Back in the days real computing was mainframe computing and the new personal computer was touted for it's user friendly desktop UI and relative mobility. The same reasons why touch computing is killing desktop computing now.
That does not make them nor has it ever made them "real computer" users.
Steve Jobs (1983): The late 70ies, IBM dismisses the personal computer as too small to do "serious computing" and unimportant to their business.
Yes, smart phone and tablet type users represent a LARGE market, but these people aren't going to want a real computer (mobile or otherwise) PERIOD in the future.
And because normal people don't want them, real computing is about to shrink into a niche market.
That doesn't mean there isn't a large market for "real" computers
That's exactly what it means.
Hybrids hold plenty of appeal to these types.
No they don't. Hybrids are a misunderstanding, they will fade away like Netbooks.
You don't believe it, but gauging by how newer/better versions of Surface are really starting to take off, I'd say you are simply plugging your ears and going "la la la la" to reality.
Surprise me with Microsoft Surface sales numbers and I will counter with Netbook sales from 2010. Hybrids and Netbooks are both mere transition devices to the post-PC era. But they aren't part of that era themselves, because they are still fancy PCs.

Netbook to die off 2015, says iSuppli - The netbook was just a transition device to the post-PC era. In retrospect, Apple's iPad was the meteor that forced netbooks into extinction.
Market pundits confused an initial burst of iPad sales for the death of the traditional PC, but now that everyone who wanted an iPad has one, their sales are quickly "drying up" also. Does that mean no one wants a tablet?
It means the tablet will always remain a secondary device to the smartphone, which is the new center of computing. Just as desktops are secondary to laptops and most apps and websites are optimized for smaller laptop screens.
There's a reason Star Trek had voice control in all of its iterations.
Because it is a science fiction show and doesn't bother to solve actual science problems. Star Trek also has unlimited clean energy and no need to work for money.
PROPER voice control is faster than any form of typing or GUI clicking for many types of activities.
Proper voice control is PURE fiction!
Now you're contradicting Apple themselves that obviously see value in having Siri control AppleTV functions.
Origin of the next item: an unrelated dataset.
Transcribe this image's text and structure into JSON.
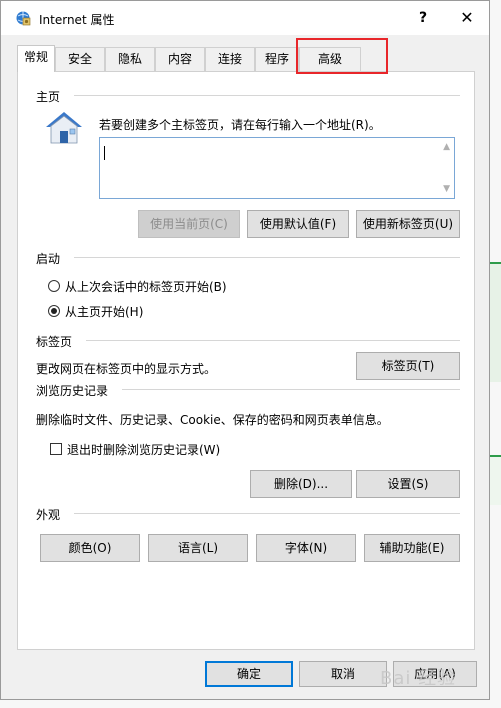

A keyboard-less device with limited functionality.
Sorry, but voice control is not going away in the future and OS X should have had it by now, at least for basic controls like iTunes and Spotlight searches.
Voice Control is going to stagnate in it's development as it has done for decades now. Much like the electric car isn't going to overtake combustion engine cars in energy density and driving range.
And Apple does NOTHING and lets everyone else figure out what "sticks" in the mean time, leaving them behind and making OS X less and less relevant by the day.
Apple did NOTHING but inventing iPhone and iPad.
OS X used to have a lot of features Windows did not have (e.g. Spaces)
It's not a feature, it's a bug. Spaces make computing more complicated, you need to remember a lot of cognitive context to use them. iPads are better for not having Spaces.
El Capitan adds Metal. What is that but DirectX competition?
DirectX doesn't work on smartphones, so no competition.
What is a tablet, after all, but a desktop without a keyboard?
And without a file system, process manager, mouse pointer, dramatically less weight and size, wireless peripherals and connections, GPS navigation, fingerprint scanner and not to mention a touch screen.
Touch and Voice are about making computers more appealing to the masses in general and making life easier for everyone.
Not if you don't leave out all the other stuff. If you combine everything in a hybrid device, you end up with a device that is more complicated than the sum of it's parts.
Siri is inevitable and it's clear to me you are simply in denial about the future direction of computing.
Funny how the Mac market share is growing without the inevitable Siri integration. Also no floppy drive, no optical drive and just one USB-C port. Apple is doomed.